Studio: Echo Bridge Home Entertainment
Director: Richard Turke
Writer: Richard Turke
Producer: Becca Jane Taylor
Stars: Jillian Murray, Tom Sizemore, Hanna Hall, Deja Kreutzberg, Dave Parke, Timothy Ryan Cole, Jonas Fisch, Obaka Adedunyo, Jon Van Ness
To escape her abusive boyfriend, a young woman seeks solitude in the woods only to be haunted by a tragic kidnapping and murder from the past.
“Visible Scars” is the horror movie equivalent of a precocious toddler indulging in a short attention span. Imagine a two-year-old bounding around a playroom, changing directions on a whim when the previous destination no longer holds interest.

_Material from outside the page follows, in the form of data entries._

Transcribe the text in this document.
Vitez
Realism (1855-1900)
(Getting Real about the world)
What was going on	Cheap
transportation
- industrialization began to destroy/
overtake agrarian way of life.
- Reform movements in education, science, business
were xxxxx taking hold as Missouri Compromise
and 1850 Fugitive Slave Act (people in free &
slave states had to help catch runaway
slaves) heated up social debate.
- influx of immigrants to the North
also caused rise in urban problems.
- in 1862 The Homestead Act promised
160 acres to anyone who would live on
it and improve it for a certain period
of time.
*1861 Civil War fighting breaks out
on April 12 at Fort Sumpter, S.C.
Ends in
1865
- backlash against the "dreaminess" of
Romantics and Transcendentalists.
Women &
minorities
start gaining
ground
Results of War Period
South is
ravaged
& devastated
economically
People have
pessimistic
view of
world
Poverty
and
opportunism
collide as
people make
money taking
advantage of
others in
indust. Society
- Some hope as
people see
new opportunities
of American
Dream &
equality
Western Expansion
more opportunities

Or discarding a toy just moments after grabbing it, in favor of something brighter and shinier. “Visible Scars” bumbles about in a similar fashion, abandoning characters like action figures waiting to be stepped on, and forgetting plotlines when it runs out of ideas for what to do with them next.
To escape her abusive boyfriend, Stacy takes off to the woods for solitude and an opportunity to reflect. She learns that the area around her uncle’s secluded cabin is reportedly haunted, and has been ever since two girls were kidnapped and their mother murdered there in 1993. Detective Black, having been retired from the police force for a scant few hours, decides to investigate the cold case of the girls’ disappearance at coincidentally the same time as Stacy’s journey of self-discovery. Soon, the three stories intertwine for a grisly ghost story of mediocre proportions.
“Visible Scars” is noticeably confused about exactly how to portion out the screentime amongst its three major threads. The first 20 minutes develop the backstory of the kidnapped twins and their subsequent demise in a tragic house fire that kills their brainwashing captor. When the total runtime of the movie is only 96 minutes long, 20 minutes spent getting the initial exposition off the ground is a questionable use of real estate.
In its defense, those 20 minutes are the film’s best. Even with a nearly imperceptible tinge of camp, Tom Sizemore’s homicidal kidnapper sizzles with the actor’s distinct intensity. His more psychopathic moments are borderline cartoony, yet the icy stare and unspoken threats in between his words give his character a creepy air that is reminiscent of Sizemore’s most memorable roles. For better or for worse, those 20 minutes are remembered even more fondly when the film plunges into a spiral of increasingly meandering moments.
Eventually the timeline moves to the present day cold case investigation with the recently retired detective. After the police captain pointlessly discourages pursuit of dead leads for several minutes, Detective Black finds fresh dead ends to jam himself into. Black enlists a fellow retiree to help perform background checks on several suspects. They even waste time interviewing one of the uninvolved suspects in a scene that lasts for four sentences before the detectives move along.
The second detective then apparently confuses himself for one of the ghosts and disappears completely, never to be seen or mentioned again. And he is not the only one. When the end credits roll and count off the 36 characters featured in the film, there is an overwhelming feeling of having woken from a half-forgotten dream. It is the kind of dazed state where one vaguely remembers people and details that served little to no purpose before wondering whey they were even there to begin with.
In the mad race to stuff three dozen mostly unnecessary personalities into the plot, character traits are reduced to generic stereotypes tossed out in the movie’s disposable dialogue. We know that Detective Burke is an old fogey because he cannot keep his contemporary social media applications straight, making reference to something he calls “Facetweety.” And of course, the granola-eating marijuana farmers in the woods add a shout out to “Burning Man” in case anyone is still unsure about their hippie status.
Much of the production is unconvincing. The young actresses playing the twin sisters as children wear ridiculous black wigs that would be embarrassing in a Saturday Night Live skit. Women introduced later in the film that have supposedly lived alone in the woods for 17 years try to sell feral with saucer-eyed stares and clothes artificially tattered by a costume department.
When “Visible Scars” switches its tone to decapitated heads and blades through the throat, the feeling comes full circle that three separate, and only mildly related, stories have been smashed together into one confused film. Except it is the filmmakers who are confused, and not the audience. Following the movie is easy. Understanding why it is structured this way is not.
Just as the brunt of the runtime is misspent, the overall film is misguided. Somewhere in the soup may have been a coherent horror movie that might have worked as a gorefest, a police procedural, or a ghost story. Trying to cover all three by trumping up the cast list and weaving in more threads than necessary only makes “Visible Scars” as easy to forget for the audience as two-thirds of the film for its writers.